I really hope that this is wrong. All the current evidence is that it is not, and nothing that Bush, Cheney, Rumsfeld or Scott McClellan say can be trusted based on their consistent history of lying.

Addendum
Digby at Hullabaloo weighs in on Col. Gardiner's interview with much the same set of speculations I posted above. He reports that Dennis Kucinich has written a letter to Bush asking of the allegations are true. Then Digby points to the story in Raw Story on April 13th that the U.S. is using an Iraqi terrorist group, MEK, in Iran at this time.

Digby also refers to the article by Sy Hersh published in January 2005 about a new covert action organization set up by the Pentagon. From Hersh:
In interviews with past and present intelligence and military officials, I was told that the agenda had been determined before the Presidential election, and much of it would be Rumsfeld’s responsibility. The war on terrorism would be expanded, and effectively placed under the Pentagon’s control. The President has signed a series of findings and executive orders authorizing secret commando groups and other Special Forces units to conduct covert operations against suspected terrorist targets in as many as ten nations in the Middle East and South Asia.

The President’s decision enables Rumsfeld to run the operations off the books—free from legal restrictions imposed on the C.I.A. [Snip]

“The Pentagon doesn’t feel obligated to report any of this to Congress,” the former high-level intelligence official said. “They don’t even call it ‘covert ops’—it’s too close to the C.I.A. phrase. In their view, it’s ‘black reconnaissance.’ They’re not even going to tell the cincs”—the regional American military commanders-in-chief. [Snip]

In my interviews, I was repeatedly told that the next strategic target was Iran.
Hersh goes on to describe the view of the Hawks in the Bush administration as of early 2005.
[The] immediate goals of the attacks would be to destroy, or at least temporarily derail, Iran’s ability to go nuclear. But there are other, equally purposeful, motives at work. The government consultant told me that the hawks in the Pentagon, in private discussions, have been urging a limited attack on Iran because they believe it could lead to a toppling of the religious leadership. “Within the soul of Iran there is a struggle between secular nationalists and reformers, on the one hand, and, on the other hand, the fundamentalist Islamic movement,” the consultant told me. “The minute the aura of invincibility which the mullahs enjoy is shattered, and with it the ability to hoodwink the West, the Iranian regime will collapse” —like the former Communist regimes in Romania, East Germany, and the Soviet Union. Rumsfeld and Wolfowitz share that belief, he said.

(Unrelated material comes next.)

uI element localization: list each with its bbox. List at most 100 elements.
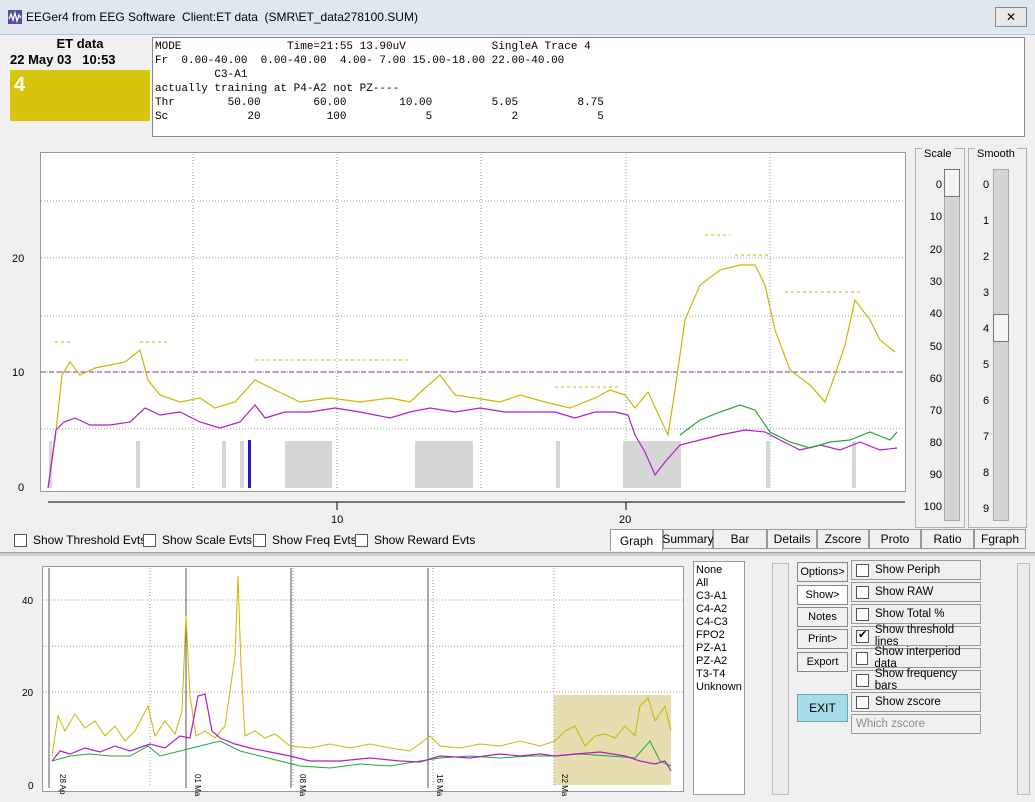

“The idea that an American attack on Iran’s nuclear facilities would produce a popular uprising is extremely illinformed,” said Flynt Leverett, a Middle East scholar who worked on the National Security Council in the Bush Administration. “You have to understand that the nuclear ambition in Iran is supported across the political spectrum, and Iranians will perceive attacks on these sites as attacks on their ambitions to be a major regional player and a modern nation that’s technologically sophisticated.” Leverett, who is now a senior fellow at the Saban Center for Middle East Policy, at the Brookings Institution, warned that an American attack, if it takes place, “will produce an Iranian backlash against the United States and a rallying around the regime.”
This is the same kind of wishful thinking - magical thinking even - that the hawks used to justify the invasion of Iraq. I see no indication that as a group they have changed from the PNAC believers that led Bush into the Iraq invasion.